TALLINN - The Ekspress Group, Estonia's largest publishing company, announced this week that it would go public on March 26 with an open share subscription on the Tallinn Stock Exchange and that the company's future expansion plans included Latvia and Romania. Hans Luik, owner of the group, said on March 19 that "Ekspress Group is moving on to the Baltic market, where the goal is to achieve a similar position as in Estonia."
The Ekspress Group, which was created in 1989, includes brand name publications such as Eesti Paevaleht, Eesti Ekspress and SL Ohtuleht. The group claims that some 60 percent of Estonia's population reads its publications.
The company said in a statement that 5.3 million shares would be offered to the public, of which slightly more than half will be sold by Luik and the remainder will consist of new stock. The offer will last four days and end on March 29.

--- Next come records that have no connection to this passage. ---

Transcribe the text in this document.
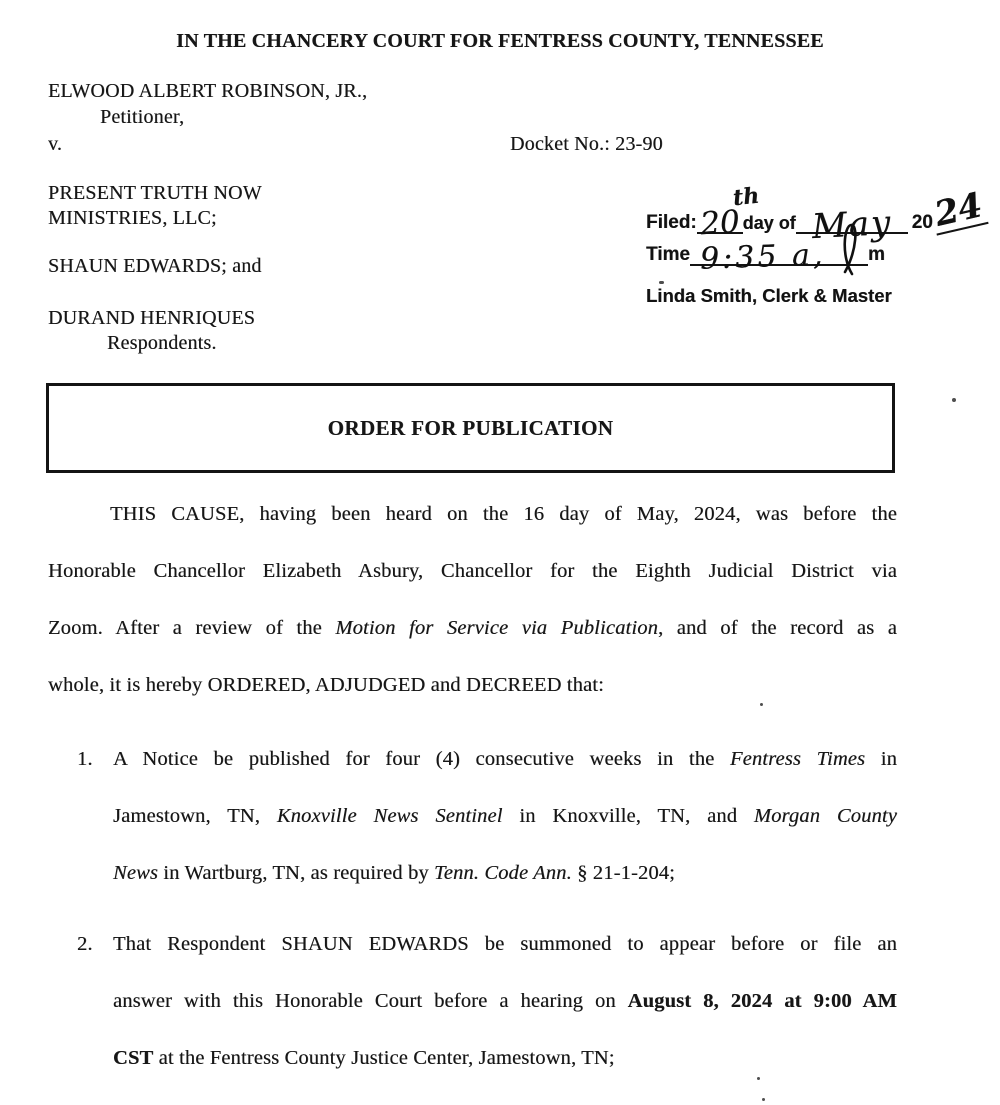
IN THE CHANCERY COURT FOR FENTRESS COUNTY, TENNESSEE
ELWOOD ALBERT ROBINSON, JR.,
Petitioner,
v.	Docket No.: 23-90
PRESENT TRUTH NOW
MINISTRIES, LLC;
SHAUN EDWARDS; and
DURAND HENRIQUES
Respondents.
Filed: 20
th
day of May 20
24
Time 9:35 a,	m
Linda Smith, Clerk & Master
ORDER FOR PUBLICATION
THIS CAUSE, having been heard on the 16 day of May, 2024, was before the
Honorable Chancellor Elizabeth Asbury, Chancellor for the Eighth Judicial District via
Zoom. After a review of the Motion for Service via Publication, and of the record as a
whole, it is hereby ORDERED, ADJUDGED and DECREED that:
1. A Notice be published for four (4) consecutive weeks in the Fentress Times in
Jamestown, TN, Knoxville News Sentinel in Knoxville, TN, and Morgan County
News in Wartburg, TN, as required by Tenn. Code Ann. § 21-1-204;
2. That Respondent SHAUN EDWARDS be summoned to appear before or file an
answer with this Honorable Court before a hearing on August 8, 2024 at 9:00 AM
CST at the Fentress County Justice Center, Jamestown, TN;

The debut of a media company on the Tallinn Stock Exchange will give added vitality to stock trading in Estonia, which is by far the most active among the three Baltic states. Blue-chip stocks on the exchange now include a shipper, a municipal water company and a casino group, all of which are relative newcomers to the market.
The IPO also comes during a peak in Ekspress Group's financial performance, as last year's earnings amounted to 94.1 million kroons (6 million euros), up 130 percent year-on-year. Revenues in 2006 increased 25 percent to nearly 930 million kroons on the wave of a booming advertisement market.
Previously the company reported that its line of magazines in Lithuania began showing a profit last year. Ekspress Leidyba features 17 publications, including the monthly Panele, the most widely read women's magazine in Lithuania.
The company hopes to raise 12.8 million euros from the IPO (after expenses), which will be led by Suprema Securities.
Executives told reporters that part of the proceeds would be used to expand to the Latvian market, where the company is in negotiations with local media outlets.
They said that Ekspress Group, which employs some 2,000 people, wanted to take over a Latvian company via a share swap.
Luik said that the group also had plans to make a foray into the Romanian media market and that talks were being held with internationally renowned companies on the venture.
A poll earlier this year by TNS Emor showed that SL Ohtuleht, a tabloid, was the most popular publication in Estonia. The paper had an average readership of 251,000 in the fourth quarter of last year.
Eesti Ekspress, a weekly, was in fourth place and had a readership of 142,000 in the last three months of 2006.